For practitioners, the decision highlights several practical considerations. First, the length of time the OTS remained open can be significant. A five-month open period was treated as meaningful, and the court gave it greater weight than the fact of withdrawal. Second, the court looked at the gap between the OTS terms and the eventual judgment. Even where the OTS was far below the plaintiff’s maximum claim, the court focused on the actual difference between the offer and the awarded amount, and treated a 37% gap as substantial. Third, the court considered conduct on liability and the merits of the parties’ positions, which influenced the choice between standard and indemnity costs.

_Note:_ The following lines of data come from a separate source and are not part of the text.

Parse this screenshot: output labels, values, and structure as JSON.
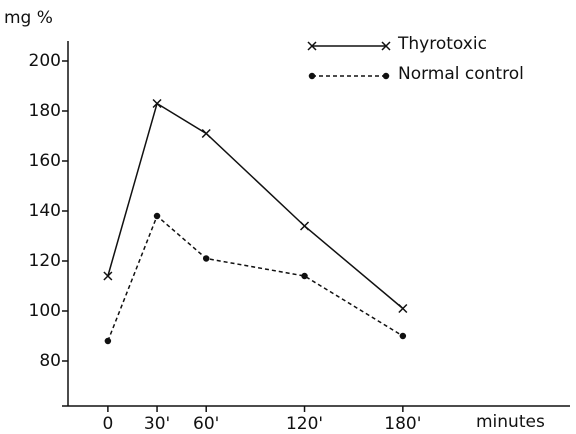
{
  "chart_data": {
    "type": "line",
    "y_label": "mg %",
    "x_label": "minutes",
    "x": [
      0,
      30,
      60,
      120,
      180
    ],
    "series": [
      {
        "name": "Thyrotoxic",
        "color": "#111111",
        "line_style": "solid",
        "marker": "x",
        "values": [
          114,
          183,
          171,
          134,
          101
        ]
      },
      {
        "name": "Normal control",
        "color": "#111111",
        "line_style": "dashed",
        "marker": "dot",
        "values": [
          88,
          138,
          121,
          114,
          90
        ]
      }
    ],
    "xlim": [
      -28,
      282
    ],
    "xticks": [
      0,
      {
        "value": 30,
        "label": "30'"
      },
      {
        "value": 60,
        "label": "60'"
      },
      {
        "value": 120,
        "label": "120'"
      },
      {
        "value": 180,
        "label": "180'"
      }
    ],
    "ylim": [
      62,
      208
    ],
    "yticks": [
      80,
      100,
      120,
      140,
      160,
      180,
      200
    ],
    "grid": false,
    "legend": "upper right"
  }
}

Finally, the case provides a concrete illustration of how costs are quantified using Appendix G guidelines, including adjustments for complexity and the magnitude of potential liability. The court’s method—starting with a guideline tariff, applying an uplift factor, and then applying a percentage reflecting the OTS timeline—offers a structured approach that lawyers can use when advising clients on settlement strategy and realistic cost exposure.
Legislation Referenced
- Rules of Court (Cap 322, R 5, 2014 Rev Ed), O 22A r 9(3)
- Rules of Court (Cap 322, R 5, 2014 Rev Ed), O 22A r 9(5)
- Supreme Court Practice Directions, Appendix G (Costs guidelines)
Cases Cited
- [2019] SGHC 02
- [2019] SGHC 100
- [2019] SGHC 18
Source Documents
This article analyses [2019] SGHC 100 for legal research and educational purposes. It does not constitute legal advice. Readers should consult the full judgment for the Court's complete reasoning.